The times that folks have told me about email misunderstandings are countless. I’m sure you’ve had your share as well – both coming and going.
Here are some tips to deal with that hurtful or angering email you just received:
- Don’t overreact. Chances are, that message was not intended the way you interpreted it. When you overreact, it can sometimes muddy your thinking. This is the way misinterpretations escalate. So – keep your cool.
- Read it again. Now that you have not overreacted, go back and reread the message, putting yourself in the place of the writer. Thinking clearly, without clouding your interpretations with emotions can be very useful.
- Give the benefit of the doubt. Even if you have read the message several times, and it remains angering or hurtful, cut the sender a break.
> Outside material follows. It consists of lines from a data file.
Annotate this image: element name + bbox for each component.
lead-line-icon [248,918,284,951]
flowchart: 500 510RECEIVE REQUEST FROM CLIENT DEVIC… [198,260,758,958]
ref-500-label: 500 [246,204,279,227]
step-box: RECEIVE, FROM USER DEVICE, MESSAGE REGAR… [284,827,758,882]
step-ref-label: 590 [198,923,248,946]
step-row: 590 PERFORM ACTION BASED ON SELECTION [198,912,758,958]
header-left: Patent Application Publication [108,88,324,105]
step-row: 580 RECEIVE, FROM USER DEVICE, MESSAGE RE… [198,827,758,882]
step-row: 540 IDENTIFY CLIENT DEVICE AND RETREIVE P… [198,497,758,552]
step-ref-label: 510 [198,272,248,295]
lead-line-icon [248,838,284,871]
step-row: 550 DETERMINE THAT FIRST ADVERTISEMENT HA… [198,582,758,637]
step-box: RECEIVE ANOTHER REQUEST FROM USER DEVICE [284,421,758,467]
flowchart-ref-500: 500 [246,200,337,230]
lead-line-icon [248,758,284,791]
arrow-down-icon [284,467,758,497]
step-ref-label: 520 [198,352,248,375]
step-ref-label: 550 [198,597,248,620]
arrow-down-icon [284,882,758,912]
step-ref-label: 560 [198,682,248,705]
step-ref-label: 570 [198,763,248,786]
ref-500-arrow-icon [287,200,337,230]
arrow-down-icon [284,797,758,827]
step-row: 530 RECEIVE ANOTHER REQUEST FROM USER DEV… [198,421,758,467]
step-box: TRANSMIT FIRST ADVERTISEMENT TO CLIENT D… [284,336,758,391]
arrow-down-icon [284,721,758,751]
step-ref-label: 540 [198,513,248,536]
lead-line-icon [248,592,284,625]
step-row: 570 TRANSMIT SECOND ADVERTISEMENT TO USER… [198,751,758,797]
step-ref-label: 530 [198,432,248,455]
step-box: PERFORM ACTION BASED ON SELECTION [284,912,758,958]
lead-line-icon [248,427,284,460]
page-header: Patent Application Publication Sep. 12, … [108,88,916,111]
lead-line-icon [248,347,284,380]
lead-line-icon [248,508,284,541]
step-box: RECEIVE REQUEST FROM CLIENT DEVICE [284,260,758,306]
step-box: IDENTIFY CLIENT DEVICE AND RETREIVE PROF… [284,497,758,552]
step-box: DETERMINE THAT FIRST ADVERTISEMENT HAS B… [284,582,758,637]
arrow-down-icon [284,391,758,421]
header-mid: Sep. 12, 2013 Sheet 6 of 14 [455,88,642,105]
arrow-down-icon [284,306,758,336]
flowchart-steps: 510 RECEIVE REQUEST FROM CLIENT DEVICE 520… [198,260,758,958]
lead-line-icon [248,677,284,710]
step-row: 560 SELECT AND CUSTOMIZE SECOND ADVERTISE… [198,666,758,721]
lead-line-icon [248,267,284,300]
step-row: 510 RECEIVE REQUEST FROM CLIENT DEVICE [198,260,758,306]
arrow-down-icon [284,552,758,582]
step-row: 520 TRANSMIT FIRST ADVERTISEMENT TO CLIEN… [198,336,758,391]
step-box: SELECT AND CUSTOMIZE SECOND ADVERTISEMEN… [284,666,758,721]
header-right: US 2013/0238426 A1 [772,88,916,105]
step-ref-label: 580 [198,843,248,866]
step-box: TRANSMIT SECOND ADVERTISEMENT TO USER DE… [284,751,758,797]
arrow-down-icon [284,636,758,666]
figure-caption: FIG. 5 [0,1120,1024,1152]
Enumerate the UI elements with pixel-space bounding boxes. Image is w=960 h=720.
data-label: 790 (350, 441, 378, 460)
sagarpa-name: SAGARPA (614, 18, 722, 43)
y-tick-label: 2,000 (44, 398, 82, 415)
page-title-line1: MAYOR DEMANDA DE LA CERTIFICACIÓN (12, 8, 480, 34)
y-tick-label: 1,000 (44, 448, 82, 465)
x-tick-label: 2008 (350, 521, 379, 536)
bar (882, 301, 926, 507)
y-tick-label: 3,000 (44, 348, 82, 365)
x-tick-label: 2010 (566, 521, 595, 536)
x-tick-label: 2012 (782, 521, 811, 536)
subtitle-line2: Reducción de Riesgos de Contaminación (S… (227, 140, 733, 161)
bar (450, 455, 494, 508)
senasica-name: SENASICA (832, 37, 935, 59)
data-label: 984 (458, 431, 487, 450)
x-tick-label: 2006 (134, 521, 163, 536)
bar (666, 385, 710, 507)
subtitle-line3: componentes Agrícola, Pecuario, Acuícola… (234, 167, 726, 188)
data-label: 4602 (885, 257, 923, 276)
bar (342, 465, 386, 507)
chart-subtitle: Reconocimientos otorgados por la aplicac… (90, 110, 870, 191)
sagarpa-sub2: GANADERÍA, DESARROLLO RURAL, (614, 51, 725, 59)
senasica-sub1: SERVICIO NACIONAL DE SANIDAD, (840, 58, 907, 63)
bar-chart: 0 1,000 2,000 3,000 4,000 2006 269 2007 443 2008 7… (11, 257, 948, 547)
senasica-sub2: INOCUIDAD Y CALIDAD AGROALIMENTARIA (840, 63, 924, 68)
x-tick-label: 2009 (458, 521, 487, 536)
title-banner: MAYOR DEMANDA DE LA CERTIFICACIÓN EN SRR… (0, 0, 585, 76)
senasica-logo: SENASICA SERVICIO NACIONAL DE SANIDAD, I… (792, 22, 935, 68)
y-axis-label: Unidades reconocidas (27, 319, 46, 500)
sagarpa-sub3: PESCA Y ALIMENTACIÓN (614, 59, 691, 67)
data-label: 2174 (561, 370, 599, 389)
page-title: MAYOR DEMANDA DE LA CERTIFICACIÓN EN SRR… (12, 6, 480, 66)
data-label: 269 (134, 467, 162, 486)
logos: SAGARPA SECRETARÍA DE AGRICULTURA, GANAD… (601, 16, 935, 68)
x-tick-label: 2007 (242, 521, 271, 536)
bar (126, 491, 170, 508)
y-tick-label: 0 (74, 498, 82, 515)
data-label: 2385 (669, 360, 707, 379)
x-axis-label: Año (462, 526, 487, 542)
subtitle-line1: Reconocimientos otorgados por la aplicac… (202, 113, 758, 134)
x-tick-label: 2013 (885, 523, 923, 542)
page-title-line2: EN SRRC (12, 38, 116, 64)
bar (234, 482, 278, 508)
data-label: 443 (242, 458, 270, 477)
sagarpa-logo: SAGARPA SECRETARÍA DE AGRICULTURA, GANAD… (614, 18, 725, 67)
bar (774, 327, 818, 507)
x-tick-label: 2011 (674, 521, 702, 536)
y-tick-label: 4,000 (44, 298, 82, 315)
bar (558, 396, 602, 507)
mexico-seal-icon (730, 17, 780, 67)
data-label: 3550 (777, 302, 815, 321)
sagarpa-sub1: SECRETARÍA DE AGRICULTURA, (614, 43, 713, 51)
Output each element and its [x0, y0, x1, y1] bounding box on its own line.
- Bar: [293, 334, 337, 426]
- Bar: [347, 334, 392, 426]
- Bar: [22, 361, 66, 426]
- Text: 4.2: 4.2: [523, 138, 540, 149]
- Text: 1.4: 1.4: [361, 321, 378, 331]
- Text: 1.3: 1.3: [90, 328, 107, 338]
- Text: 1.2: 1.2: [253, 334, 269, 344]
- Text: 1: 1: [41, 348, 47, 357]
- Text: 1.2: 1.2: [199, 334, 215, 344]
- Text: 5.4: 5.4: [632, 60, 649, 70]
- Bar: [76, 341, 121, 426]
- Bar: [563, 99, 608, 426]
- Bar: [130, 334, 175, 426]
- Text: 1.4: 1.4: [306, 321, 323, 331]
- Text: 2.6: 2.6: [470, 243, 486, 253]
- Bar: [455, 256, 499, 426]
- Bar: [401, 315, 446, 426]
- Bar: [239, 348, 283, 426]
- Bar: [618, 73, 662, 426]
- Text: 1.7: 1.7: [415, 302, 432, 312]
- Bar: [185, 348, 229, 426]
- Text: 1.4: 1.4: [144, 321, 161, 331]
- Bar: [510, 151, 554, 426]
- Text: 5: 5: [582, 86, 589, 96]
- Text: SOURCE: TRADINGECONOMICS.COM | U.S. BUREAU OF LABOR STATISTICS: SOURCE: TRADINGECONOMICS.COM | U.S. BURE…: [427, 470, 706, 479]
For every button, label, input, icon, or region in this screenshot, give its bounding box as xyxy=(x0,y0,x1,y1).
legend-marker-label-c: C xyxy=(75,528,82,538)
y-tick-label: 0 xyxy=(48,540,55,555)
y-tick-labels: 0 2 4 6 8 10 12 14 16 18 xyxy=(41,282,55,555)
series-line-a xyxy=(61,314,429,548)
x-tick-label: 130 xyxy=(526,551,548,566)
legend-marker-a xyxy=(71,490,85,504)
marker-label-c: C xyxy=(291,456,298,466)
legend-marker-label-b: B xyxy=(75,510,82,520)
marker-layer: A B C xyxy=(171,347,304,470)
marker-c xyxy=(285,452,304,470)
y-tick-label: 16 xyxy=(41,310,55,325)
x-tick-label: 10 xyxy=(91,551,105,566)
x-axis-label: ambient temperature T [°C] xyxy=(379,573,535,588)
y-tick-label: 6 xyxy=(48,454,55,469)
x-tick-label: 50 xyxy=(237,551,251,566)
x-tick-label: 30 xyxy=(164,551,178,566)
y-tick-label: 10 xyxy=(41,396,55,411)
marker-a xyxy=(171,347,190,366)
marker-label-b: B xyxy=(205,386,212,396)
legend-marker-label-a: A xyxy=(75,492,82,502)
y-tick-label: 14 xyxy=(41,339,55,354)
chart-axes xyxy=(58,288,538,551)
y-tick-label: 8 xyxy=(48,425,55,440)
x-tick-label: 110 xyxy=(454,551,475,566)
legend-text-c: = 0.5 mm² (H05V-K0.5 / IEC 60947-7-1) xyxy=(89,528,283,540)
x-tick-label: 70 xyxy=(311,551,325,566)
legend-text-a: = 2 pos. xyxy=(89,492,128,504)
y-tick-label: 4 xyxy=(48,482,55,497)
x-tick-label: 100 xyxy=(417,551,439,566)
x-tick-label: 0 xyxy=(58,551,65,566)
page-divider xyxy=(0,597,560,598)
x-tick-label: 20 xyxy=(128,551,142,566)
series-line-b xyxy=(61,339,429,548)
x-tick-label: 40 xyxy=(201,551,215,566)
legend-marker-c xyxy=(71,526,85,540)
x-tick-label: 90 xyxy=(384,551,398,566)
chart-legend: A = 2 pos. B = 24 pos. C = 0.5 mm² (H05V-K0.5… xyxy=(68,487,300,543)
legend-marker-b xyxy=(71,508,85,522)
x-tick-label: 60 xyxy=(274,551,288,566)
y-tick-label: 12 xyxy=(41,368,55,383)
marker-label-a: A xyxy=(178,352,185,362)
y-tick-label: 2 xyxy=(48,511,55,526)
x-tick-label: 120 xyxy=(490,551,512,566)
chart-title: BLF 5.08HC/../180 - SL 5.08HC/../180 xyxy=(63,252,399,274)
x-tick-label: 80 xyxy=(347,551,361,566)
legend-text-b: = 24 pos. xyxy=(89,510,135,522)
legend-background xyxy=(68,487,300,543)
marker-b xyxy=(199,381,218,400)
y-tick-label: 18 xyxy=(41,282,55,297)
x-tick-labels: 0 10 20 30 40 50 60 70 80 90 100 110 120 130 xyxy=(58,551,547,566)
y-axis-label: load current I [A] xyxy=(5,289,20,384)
- Get clarification. If none of the above is helping your situation, pursue clarification. Depending on the nature and degree of hurt, the best suggestion is to contact the person either by phone or in person, and without condemning, ask for simple clarification. Once again, this is where giving them the benefit of the doubt will be to your advantage. It is better to assume their intentions were to not be hurtful rather than to assume that they were. IF it is something quite simple, an email message asking for clarification, quoting the portion of the message that concerned you may be all that is needed – but, trust me, that may not end the controversy. The best clarification is a dialogue.
As mentioned previously, emotion and tone do not always carry over well in email. Instead of responding angrily in an email response, seek the win: win as soon as possible. Too much damage can be done by multiple emails firing back and forth, copying others and involving them in the controversy as well. And the best way to do this is with a personal visit or call – always.